There is a watershed debate now taking place about the future of green marketing to consumers. It arises from a sense among consumer product companies, and their creative agencies, that green messages built on appeals to save the planet or to our collective guilt are just not working. In May, industry guru Joel Makower penned a controversial piece — “Green Marketing Is Over. Let’s Move On” — observing that “no environmentally preferable car, carpet, cleaner, cosmetic, clothing, coffee, credit card, or cell phone” has captured more than a sliver of its market. Similarly, last month’s GDUSA Green Enews cited an OgilvyEarth study which criticizes advertisers and designers for promoting “green” in a self-righteousness and elitist manner. No one truly believes in abandoning the enterprise. But we do need to press the reset button: drop the guilt-trip; stop the lazy use of nature icons in place of real strategy; position brands to reveal the benefit of the consumer first and foremost; and improve the often ineffective or overpriced products themselves. Easier said than done, but it is the way forward.
– Gordon Kaye


Green News


The RadiantBrands design agency has completed a branding project to bring People Towels, a reusable organic towel made from Fair Trade cotton, to the shelves of The Container Store and Whole Foods Market.

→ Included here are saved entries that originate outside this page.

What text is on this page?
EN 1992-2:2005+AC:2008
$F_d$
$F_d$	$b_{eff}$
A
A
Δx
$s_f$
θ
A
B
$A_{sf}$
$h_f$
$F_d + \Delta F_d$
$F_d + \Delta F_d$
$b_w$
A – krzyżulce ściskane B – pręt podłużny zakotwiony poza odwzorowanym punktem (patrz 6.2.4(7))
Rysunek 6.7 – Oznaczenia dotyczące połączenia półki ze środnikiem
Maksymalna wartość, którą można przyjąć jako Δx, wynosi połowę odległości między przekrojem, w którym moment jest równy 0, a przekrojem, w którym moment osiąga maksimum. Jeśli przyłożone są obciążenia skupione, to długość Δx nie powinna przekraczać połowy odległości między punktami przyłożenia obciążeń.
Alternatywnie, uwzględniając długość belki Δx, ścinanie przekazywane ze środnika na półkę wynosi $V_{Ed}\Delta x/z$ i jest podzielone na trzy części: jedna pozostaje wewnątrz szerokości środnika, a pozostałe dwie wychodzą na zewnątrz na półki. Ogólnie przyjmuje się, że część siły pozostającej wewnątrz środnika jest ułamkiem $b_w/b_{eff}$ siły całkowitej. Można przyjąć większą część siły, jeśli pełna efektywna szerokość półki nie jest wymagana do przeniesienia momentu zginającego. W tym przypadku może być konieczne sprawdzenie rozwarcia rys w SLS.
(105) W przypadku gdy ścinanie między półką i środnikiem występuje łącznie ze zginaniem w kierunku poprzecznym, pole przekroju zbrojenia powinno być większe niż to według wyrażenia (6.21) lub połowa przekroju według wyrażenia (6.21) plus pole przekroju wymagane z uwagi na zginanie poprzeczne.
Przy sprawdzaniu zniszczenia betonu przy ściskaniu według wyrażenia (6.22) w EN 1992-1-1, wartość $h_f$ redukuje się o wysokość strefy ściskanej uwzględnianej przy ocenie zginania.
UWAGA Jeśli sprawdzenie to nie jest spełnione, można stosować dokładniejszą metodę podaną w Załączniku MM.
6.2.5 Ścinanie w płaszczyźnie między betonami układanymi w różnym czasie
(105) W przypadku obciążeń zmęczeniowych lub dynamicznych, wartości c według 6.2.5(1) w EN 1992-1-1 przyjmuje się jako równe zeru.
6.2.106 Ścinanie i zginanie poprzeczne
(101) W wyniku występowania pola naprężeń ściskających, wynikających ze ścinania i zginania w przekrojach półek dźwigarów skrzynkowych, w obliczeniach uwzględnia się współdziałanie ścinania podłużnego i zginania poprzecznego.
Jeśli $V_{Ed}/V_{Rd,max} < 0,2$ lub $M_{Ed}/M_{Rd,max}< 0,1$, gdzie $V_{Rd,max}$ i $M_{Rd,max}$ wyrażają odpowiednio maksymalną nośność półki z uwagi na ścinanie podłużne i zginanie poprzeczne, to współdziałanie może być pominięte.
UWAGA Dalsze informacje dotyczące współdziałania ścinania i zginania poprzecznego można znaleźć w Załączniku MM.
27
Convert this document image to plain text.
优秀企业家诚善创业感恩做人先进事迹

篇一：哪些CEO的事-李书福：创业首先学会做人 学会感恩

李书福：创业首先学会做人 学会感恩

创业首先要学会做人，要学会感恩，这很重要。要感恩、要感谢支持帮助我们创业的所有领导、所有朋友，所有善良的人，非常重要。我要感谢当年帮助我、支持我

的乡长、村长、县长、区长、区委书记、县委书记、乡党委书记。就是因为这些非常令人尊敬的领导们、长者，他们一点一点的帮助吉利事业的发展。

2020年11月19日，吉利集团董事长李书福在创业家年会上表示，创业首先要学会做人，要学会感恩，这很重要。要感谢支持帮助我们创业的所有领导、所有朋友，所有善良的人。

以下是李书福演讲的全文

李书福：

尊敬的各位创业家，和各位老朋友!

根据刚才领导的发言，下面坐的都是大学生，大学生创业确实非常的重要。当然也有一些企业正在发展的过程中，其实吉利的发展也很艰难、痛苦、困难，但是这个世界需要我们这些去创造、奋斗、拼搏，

The project included designing new packaging that explains how reusable towels offer an environmentally responsible alternative to paper towels. The new packaging emphasizes consumer value and the sustainability of the reusable paper towels. After conducting market research using Facebook and customer surveys, the Berkeley CA-based designers determined that People Towels needed instore packaging that was minimal, yet explained the full story of why consumers need to adopt reusable towels.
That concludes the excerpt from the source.